Items Set by the IRS

  • Annual reporting by retirement plans—one-participant plans are exempt from reporting if plan assets at the end of the year do not exceed $250,000 (and this is not the final year of the plan).
  • Below market loans—low- and no-interest loans can trigger taxable income to the lender; the interest rate for determining whether a loan is below the market rate is fixed by the IRS. An annual blended rate applies for below market loans outstanding for the full year (e.g., 0.73% for 2016).
  • Building improvements—under a safe harbor method for small taxpayers, they can be capitalized if they do not exceed the lesser of $10,000 or 2% of the unadjusted basis of the building as long as the building's unadjusted basis is no more than $1 million.
  • Dollar limits on depreciating vehicles under 6,000 pounds—the amount of depreciation each year that the vehicle is owned is capped (the year in which the vehicle is placed in service affects the applicable cap for the remainder of the period of ownership).

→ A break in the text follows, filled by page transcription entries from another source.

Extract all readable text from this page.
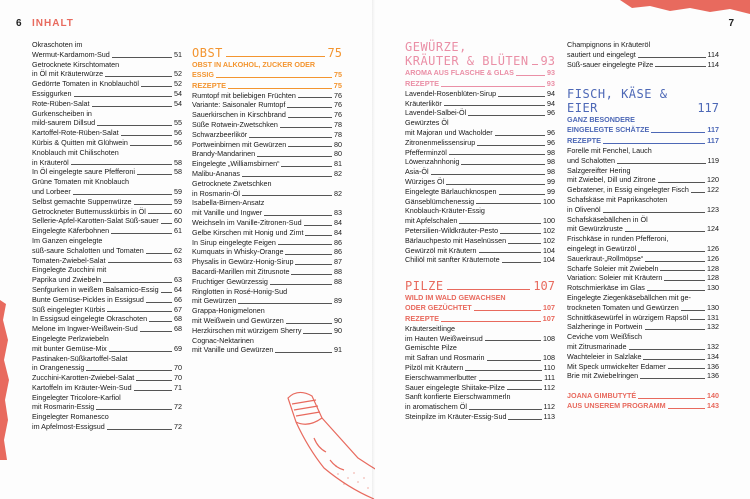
6 INHALT
Okraschoten im
Wermut-Kardamom-Sud	51
Getrocknete Kirschtomaten
in Öl mit Kräuterwürze	52
Gedörrte Tomaten in Knoblauchöl	52
Essiggurken	54
Rote-Rüben-Salat	54
Gurkenscheiben in
mild-saurem Dillsud	55
Kartoffel-Rote-Rüben-Salat	56
Kürbis & Quitten mit Glühwein	56
Knoblauch mit Chilischoten
in Kräuteröl	58
In Öl eingelegte saure Pfefferoni	58
Grüne Tomaten mit Knoblauch
und Lorbeer	59
Selbst gemachte Suppenwürze	59
Getrockneter Butternusskürbis in Öl	60
Sellerie-Apfel-Karotten-Salat Süß-sauer 60
Eingelegte Käferbohnen	61
Im Ganzen eingelegte
süß-saure Schalotten und Tomaten	62
Tomaten-Zwiebel-Salat	63
Eingelegte Zucchini mit
Paprika und Zwiebeln	63
Senfgurken in weißem Balsamico-Essig 64
Bunte Gemüse-Pickles in Essigsud	66
Süß eingelegter Kürbis	67
In Essigsud eingelegte Okraschoten	68
Melone im Ingwer-Weißwein-Sud	68
Eingelegte Perlzwiebeln
mit bunter Gemüse-Mix	69
Pastinaken-Süßkartoffel-Salat
in Orangenessig	70
Zucchini-Karotten-Zwiebel-Salat	70
Kartoffeln im Kräuter-Wein-Sud	71
Eingelegter Tricolore-Karfiol
mit Rosmarin-Essig	72
Eingelegter Romanesco
im Apfelmost-Essigsud	72
OBST	75
OBST IN ALKOHOL, ZUCKER ODER
ESSIG	75
REZEPTE	75
Rumtopf mit beliebigen Früchten	76
Variante: Saisonaler Rumtopf	76
Sauerkirschen in Kirschbrand	76
Süße Rotwein-Zwetschken	78
Schwarzbeerlikör	78
Portweinbirnen mit Gewürzen	80
Brandy-Mandarinen	80
Eingelegte „Williamsbirnen“	81
Malibu-Ananas	82
Getrocknete Zwetschken
in Rosmarin-Öl	82
Isabella-Birnen-Ansatz
mit Vanille und Ingwer	83
Weichseln im Vanille-Zitronen-Sud	84
Gelbe Kirschen mit Honig und Zimt	84
In Sirup eingelegte Feigen	86
Kumquats in Whisky-Orange	86
Physalis in Gewürz-Honig-Sirup	87
Bacardi-Marillen mit Zitrusnote	88
Fruchtiger Gewürzessig	88
Ringlotten in Rosé-Honig-Sud
mit Gewürzen	89
Grappa-Honigmelonen
mit Weißwein und Gewürzen	90
Herzkirschen mit würzigem Sherry	90
Cognac-Nektarinen
mit Vanille und Gewürzen	91
7
GEWÜRZE,
KRÄUTER & BLÜTEN 93
AROMA AUS FLASCHE & GLAS	93
REZEPTE	93
Lavendel-Rosenblüten-Sirup	94
Kräuterlikör	94
Lavendel-Salbei-Öl	96
Gewürztes Öl
mit Majoran und Wacholder	96
Zitronenmelissensirup	96
Pfefferminzöl	98
Löwenzahnhonig	98
Asia-Öl	98
Würziges Öl	99
Eingelegte Bärlauchknospen	99
Gänseblümchenessig	100
Knoblauch-Kräuter-Essig
mit Apfelschalen	100
Petersilien-Wildkräuter-Pesto	102
Bärlauchpesto mit Haselnüssen	102
Gewürzöl mit Kräutern	104
Chiliöl mit sanfter Kräuternote	104
PILZE	107
WILD IM WALD GEWACHSEN
ODER GEZÜCHTET	107
REZEPTE	107
Kräuterseitlinge
im Hauten Weißweinsud	108
Gemischte Pilze
mit Safran und Rosmarin	108
Pilzöl mit Kräutern	110
Eierschwammerlbutter	111
Sauer eingelegte Shiitake-Pilze	112
Sanft konfierte Eierschwammerln
in aromatischem Öl	112
Steinpilze im Kräuter-Essig-Sud	113
Champignons in Kräuteröl
sautiert und eingelegt	114
Süß-sauer eingelegte Pilze	114
FISCH, KÄSE & EIER	117
GANZ BESONDERE
EINGELEGTE SCHÄTZE	117
REZEPTE	117
Forelle mit Fenchel, Lauch
und Schalotten	119
Salzgereifter Hering
mit Zwiebel, Dill und Zitrone	120
Gebratener, in Essig eingelegter Fisch	122
Schafskäse mit Paprikaschoten
in Olivenöl	123
Schafskäsebällchen in Öl
mit Gewürzkruste	124
Frischkäse in runden Pfefferoni,
eingelegt in Gewürzöl	126
Sauerkraut-„Rollmöpse“	126
Scharfe Soleier mit Zwiebeln	128
Variation: Soleier mit Kräutern	128
Rotschmierkäse im Glas	130
Eingelegte Ziegenkäsebällchen mit ge-
trockneten Tomaten und Gewürzen	130
Schnittkäsewürfel in würzigem Rapsöl	131
Salzheringe in Portwein	132
Ceviche vom Weißfisch
mit Zitrusmarinade	132
Wachteleier in Salzlake	134
Mit Speck umwickelter Edamer	136
Brie mit Zwiebelringen	136
JOANA GIMBUTYTÉ	140
AUS UNSEREM PROGRAMM	143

  • Deemed depreciation for business vehicles—if expenses for business use of a personal vehicle owned by the taxpayer is figured using the IRS's standard mileage allowance, then the basis of the vehicle is reduced by a set amount per mile (e.g., 24¢ per mile in 2016).
  • Group-term life insurance—the value of coverage over $50,000 that is taxable to employees.
  • Home office deduction—under the simplified method, the deduction is figured at $5 per square foot up to 300 square feet of space.
  • Inclusion amount—the amount of income taken into account for business use of a personal vehicle that is leased.
  • Mileage allowance—the rate per mile used to determine the deduction for business use of a personal vehicle instead of deducting the actual costs.
  • Per diem travel rates—the IRS sets the rate for a daily deduction covering lodging, meals, and incidental expenses for travel to high-cost areas and all other areas within the continental U.S. The General Services Administration also has per diem rates.
  • Simplified Schedule C—it can only be filed if business expenses are $5,000 or less.
  • Travel and entertainment costs—no receipt is required for the cost of travel and entertainment expenses under $75. However, a receipt is required for lodging costs, regardless of amount.